Poorly maintained road surfaces can damage vehicles and anything they are carrying, which in turn can lead to compensation claims against the authorities responsible for road maintenance. However, preventive maintenance to avoid such incidents presents challenges. Crucially, it requires up-to-date information about the state of road surfaces. But existing methods to collect this information, such as laser scanning, are expensive and require significant human involvement. And with no cost-effective means of collecting timely, accurate information, road infrastructure owners find it hard to optimize maintenance schedules. The MobiSense project sought to provide a solution through an Internet of Things (IoT) approach, adding sensors to ordinary vehicles so they can effortlessly map the state of road surfaces as they drive.
MobiSense aimed to develop a framework for dynamically mapping the state of roads and surface wear, using data from sensors on vehicles. A key challenge was to distinguish between road surface data and artifacts caused by the vehicle and driver behavior. The system also had to respect relevant safety and privacy regulations. In practice, MobiSense focused on three, real-world use cases:
Different road surfaces produce different sounds as you drive, with poor surfaces producing more noise than good ones. If the road surface is especially uneven, you can feel the vibrations from the tires as well. MobiSense partners, ASAsense, Qweriu and IDLab, developed a cost-effective, onboard vehicle sensor platform to analyze these sounds and vibrations, and then validated the results using data from existing electronics systems on a group of selected vehicles.
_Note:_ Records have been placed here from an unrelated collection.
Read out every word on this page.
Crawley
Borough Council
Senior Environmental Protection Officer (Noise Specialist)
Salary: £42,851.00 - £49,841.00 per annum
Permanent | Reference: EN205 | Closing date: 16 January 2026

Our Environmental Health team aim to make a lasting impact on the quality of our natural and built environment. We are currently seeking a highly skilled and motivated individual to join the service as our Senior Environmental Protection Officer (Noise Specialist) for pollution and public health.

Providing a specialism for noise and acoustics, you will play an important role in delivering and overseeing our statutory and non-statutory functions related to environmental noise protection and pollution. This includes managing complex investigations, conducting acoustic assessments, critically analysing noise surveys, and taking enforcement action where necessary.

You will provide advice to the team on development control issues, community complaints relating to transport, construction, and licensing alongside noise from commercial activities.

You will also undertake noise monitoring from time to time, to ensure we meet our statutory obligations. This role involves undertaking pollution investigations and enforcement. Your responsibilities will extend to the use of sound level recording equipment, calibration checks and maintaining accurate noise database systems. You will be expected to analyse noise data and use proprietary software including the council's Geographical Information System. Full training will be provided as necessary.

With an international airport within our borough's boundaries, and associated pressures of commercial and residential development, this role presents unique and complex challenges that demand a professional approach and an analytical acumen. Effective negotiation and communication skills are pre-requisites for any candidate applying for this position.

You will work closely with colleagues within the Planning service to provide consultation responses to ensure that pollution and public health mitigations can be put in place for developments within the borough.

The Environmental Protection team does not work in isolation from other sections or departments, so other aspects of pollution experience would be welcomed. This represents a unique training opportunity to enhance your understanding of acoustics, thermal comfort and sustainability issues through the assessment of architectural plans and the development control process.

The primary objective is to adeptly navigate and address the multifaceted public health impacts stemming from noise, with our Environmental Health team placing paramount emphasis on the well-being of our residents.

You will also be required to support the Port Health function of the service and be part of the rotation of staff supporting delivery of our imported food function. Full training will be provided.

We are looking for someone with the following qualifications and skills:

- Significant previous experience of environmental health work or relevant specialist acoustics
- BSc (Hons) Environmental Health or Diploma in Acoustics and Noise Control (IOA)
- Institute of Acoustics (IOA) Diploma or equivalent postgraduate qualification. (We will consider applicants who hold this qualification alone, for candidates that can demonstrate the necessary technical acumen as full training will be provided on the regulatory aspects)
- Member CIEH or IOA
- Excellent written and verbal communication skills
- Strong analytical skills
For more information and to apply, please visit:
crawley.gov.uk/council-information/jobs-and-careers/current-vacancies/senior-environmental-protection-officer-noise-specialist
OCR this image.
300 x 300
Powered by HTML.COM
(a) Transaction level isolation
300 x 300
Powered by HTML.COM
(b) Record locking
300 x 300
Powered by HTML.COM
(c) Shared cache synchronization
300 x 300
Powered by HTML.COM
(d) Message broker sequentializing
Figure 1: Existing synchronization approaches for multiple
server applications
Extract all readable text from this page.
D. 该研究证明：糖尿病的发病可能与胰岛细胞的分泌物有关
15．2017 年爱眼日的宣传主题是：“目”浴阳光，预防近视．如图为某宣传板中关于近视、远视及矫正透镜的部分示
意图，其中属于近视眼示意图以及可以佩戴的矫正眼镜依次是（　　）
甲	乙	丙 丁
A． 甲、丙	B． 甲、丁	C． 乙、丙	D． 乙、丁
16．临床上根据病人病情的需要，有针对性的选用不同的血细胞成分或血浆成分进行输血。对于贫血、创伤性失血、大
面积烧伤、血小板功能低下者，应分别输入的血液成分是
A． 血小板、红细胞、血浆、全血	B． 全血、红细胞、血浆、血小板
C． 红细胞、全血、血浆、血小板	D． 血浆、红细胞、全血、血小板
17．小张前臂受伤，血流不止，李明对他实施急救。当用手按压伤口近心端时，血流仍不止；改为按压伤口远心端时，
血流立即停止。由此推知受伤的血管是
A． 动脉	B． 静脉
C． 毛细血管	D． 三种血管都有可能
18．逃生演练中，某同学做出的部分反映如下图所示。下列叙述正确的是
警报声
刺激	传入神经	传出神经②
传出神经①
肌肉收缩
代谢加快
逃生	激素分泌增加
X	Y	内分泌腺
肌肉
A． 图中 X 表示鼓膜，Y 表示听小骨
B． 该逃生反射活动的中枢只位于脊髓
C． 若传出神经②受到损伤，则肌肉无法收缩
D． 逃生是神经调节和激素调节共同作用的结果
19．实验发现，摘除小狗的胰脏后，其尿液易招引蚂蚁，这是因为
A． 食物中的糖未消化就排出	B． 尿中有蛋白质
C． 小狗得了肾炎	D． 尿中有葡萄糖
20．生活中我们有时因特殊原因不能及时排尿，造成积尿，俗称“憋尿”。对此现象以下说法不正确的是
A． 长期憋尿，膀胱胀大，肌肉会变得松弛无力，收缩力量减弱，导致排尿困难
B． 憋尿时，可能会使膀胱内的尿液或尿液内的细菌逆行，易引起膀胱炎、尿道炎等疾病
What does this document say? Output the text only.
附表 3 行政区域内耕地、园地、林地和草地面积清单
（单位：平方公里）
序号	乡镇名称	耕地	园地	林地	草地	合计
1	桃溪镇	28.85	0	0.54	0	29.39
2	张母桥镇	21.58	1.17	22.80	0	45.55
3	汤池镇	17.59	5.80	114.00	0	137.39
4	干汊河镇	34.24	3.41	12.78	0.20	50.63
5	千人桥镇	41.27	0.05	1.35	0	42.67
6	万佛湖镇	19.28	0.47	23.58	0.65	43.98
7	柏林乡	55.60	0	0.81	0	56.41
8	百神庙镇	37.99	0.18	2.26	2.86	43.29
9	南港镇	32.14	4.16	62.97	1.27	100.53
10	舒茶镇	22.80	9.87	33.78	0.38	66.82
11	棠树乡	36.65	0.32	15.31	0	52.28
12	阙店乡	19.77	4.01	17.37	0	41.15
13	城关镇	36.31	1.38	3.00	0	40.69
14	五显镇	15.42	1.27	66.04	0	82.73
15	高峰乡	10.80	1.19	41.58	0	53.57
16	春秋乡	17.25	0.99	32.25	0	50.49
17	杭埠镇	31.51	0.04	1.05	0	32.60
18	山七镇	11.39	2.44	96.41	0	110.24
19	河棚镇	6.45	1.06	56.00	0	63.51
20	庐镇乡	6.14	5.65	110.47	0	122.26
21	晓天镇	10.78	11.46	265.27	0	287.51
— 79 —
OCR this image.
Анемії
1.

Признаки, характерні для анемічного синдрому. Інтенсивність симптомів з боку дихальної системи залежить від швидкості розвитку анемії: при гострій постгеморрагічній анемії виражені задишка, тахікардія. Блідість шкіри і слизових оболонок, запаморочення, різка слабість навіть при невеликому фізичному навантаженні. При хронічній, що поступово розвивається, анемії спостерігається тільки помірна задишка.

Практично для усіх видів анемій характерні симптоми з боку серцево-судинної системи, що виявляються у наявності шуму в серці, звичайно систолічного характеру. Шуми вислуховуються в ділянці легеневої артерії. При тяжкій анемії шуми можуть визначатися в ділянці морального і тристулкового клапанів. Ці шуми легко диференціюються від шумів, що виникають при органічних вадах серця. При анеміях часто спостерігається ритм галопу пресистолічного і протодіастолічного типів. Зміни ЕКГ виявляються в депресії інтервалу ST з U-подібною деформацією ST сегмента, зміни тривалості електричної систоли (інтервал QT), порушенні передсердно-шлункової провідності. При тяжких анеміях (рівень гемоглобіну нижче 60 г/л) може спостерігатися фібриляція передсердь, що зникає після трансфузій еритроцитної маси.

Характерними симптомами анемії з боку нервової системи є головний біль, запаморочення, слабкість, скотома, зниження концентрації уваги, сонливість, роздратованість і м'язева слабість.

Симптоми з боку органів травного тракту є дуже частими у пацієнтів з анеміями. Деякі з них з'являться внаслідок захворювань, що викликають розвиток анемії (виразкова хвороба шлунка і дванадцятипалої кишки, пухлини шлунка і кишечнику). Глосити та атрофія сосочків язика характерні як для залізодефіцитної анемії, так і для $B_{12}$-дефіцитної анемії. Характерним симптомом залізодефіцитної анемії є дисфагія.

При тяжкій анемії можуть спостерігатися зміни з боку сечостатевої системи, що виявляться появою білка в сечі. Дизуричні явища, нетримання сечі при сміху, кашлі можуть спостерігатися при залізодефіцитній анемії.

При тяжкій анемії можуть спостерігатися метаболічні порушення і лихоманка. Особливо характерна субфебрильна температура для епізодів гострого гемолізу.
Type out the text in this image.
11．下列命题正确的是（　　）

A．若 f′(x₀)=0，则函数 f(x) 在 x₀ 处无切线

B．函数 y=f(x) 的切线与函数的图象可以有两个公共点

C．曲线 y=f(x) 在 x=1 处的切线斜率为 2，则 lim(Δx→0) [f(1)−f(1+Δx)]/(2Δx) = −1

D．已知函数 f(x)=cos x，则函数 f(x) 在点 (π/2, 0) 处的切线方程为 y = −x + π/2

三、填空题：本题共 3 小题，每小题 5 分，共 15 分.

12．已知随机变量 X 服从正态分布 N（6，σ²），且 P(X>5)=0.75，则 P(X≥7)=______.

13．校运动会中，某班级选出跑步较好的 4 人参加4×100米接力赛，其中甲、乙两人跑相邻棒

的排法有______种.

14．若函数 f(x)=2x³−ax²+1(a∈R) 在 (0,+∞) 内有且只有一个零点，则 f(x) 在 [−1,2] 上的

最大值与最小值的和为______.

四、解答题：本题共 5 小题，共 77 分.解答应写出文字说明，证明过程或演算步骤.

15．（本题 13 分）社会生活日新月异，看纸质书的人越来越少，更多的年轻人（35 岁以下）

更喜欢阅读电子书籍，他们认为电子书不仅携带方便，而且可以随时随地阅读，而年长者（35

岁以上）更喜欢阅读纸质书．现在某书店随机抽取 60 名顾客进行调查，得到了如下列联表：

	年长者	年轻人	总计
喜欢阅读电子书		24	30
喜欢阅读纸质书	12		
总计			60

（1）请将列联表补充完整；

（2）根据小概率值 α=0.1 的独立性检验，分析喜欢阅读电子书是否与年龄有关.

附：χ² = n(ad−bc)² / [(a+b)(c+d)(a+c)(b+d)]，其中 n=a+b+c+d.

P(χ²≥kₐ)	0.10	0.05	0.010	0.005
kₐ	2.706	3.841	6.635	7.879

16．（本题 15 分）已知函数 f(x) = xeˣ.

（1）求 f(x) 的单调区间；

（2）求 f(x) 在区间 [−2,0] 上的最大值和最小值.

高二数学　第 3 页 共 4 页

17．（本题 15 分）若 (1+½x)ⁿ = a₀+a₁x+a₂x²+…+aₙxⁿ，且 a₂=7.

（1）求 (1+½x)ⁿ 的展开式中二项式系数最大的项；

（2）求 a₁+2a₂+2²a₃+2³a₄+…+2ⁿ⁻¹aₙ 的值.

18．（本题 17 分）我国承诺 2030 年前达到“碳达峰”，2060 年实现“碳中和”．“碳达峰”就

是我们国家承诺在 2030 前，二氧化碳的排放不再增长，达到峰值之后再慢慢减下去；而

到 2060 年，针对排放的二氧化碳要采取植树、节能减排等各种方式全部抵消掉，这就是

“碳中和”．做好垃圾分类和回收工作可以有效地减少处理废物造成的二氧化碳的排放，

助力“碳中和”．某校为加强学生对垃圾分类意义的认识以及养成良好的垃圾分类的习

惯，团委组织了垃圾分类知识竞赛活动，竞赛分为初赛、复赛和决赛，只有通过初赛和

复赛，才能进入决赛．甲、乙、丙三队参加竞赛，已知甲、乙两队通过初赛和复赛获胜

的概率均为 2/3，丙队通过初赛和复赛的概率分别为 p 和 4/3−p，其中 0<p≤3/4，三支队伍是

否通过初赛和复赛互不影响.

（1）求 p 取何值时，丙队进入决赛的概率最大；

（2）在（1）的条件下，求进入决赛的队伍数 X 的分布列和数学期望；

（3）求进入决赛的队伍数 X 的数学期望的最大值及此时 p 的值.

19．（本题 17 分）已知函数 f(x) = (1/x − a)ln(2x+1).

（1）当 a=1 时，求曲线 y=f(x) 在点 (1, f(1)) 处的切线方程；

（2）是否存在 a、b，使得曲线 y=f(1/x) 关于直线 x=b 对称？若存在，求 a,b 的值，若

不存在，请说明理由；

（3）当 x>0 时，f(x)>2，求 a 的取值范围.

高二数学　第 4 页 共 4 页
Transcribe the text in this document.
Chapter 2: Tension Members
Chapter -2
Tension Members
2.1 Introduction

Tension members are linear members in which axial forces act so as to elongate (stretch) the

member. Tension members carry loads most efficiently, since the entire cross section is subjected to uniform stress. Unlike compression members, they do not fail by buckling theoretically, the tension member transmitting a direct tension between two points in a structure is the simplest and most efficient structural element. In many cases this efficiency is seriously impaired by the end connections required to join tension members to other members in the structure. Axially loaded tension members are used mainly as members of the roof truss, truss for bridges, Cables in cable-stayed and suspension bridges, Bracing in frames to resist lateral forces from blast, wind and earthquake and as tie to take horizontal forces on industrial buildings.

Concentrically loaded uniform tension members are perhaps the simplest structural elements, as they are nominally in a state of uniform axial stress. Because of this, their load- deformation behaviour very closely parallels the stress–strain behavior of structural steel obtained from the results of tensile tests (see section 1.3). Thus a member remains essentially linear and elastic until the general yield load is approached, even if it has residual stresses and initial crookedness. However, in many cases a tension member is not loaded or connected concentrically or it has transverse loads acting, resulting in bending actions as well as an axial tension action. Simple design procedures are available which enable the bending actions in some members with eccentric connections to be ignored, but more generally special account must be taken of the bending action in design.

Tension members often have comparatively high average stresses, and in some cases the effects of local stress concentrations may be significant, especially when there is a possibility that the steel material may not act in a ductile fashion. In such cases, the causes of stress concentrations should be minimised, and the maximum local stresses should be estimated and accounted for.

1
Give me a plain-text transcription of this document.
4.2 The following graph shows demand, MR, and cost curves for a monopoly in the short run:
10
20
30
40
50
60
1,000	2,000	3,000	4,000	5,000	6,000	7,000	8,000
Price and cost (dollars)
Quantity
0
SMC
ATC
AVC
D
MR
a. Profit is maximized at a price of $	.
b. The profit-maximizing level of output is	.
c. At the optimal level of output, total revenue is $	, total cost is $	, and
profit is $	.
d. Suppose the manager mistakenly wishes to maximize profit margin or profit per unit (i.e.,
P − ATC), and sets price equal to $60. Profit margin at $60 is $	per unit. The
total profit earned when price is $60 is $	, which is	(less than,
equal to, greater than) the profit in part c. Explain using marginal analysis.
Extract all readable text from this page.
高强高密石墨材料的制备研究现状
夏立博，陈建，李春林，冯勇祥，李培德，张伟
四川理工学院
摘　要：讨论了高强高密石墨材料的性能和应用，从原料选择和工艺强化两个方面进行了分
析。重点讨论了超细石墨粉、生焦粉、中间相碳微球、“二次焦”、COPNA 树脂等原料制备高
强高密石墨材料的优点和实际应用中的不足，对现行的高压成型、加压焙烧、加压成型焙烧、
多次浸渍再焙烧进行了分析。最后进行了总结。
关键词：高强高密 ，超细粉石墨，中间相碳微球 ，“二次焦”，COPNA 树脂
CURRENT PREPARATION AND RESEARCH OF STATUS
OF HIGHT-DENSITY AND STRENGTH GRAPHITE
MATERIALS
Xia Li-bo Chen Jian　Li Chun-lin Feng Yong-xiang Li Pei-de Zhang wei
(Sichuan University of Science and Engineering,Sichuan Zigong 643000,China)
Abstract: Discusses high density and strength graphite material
In turn, project partners, WAVES and ASAsense, created algorithms to translate the vehicle-generated data into location information. While another partner, CiTiP, investigated how to ensure this translation respected European General Data Protection Regulation (GDPR) and ePrivacy regulations.
Reference data sets, including data from AWV and the Belgian Road Research Centre, were used for training, calibration and validation. And researchers at WAVES and Be-mobile developed a model based on GPS and accelerometer data fusion that can localize information on the state of the road surface down to individual lanes.
Subsequently, as part of the proof-of-concept work, a number of vehicles were equipped with sensor units for almost a year, producing maps covering about 13,000 km of roads across the whole of Flanders. A techno-economic study showed that the MobiSense approach reduces the end-user cost of obtaining the information required for efficient road maintenance strategies by a factor of over 100 compared to existing methods.
Dealing with major damage, such as large potholes, often requires a quicker response. So, Be-Mobile developed a test app, ‘Bumpmeister’, that detects potholes based on 3D gyroscope and accelerometer signals. The app warns drivers of potentially dangerous road conditions within a certain distance or travel time of their current location, and allows them to easily confirm the accuracy of the information as they pass the designated location.
The MobiSense onboard sensor platform was designed to be generic, allowing it to measure other parameters such as noise or air pollution along the road. This enabled ASAsense and WAVES to develop a road noise labelling system to improve the accuracy of strategic noise maps. Furthermore, by interfacing the MobiSense platform to Qweriu’s iNose, the iNose could conduct mobile measurements and Qweriu could extend the range of sensors to air pollutants such as volatile organic compounds, CO2, NO2 and particulate matter.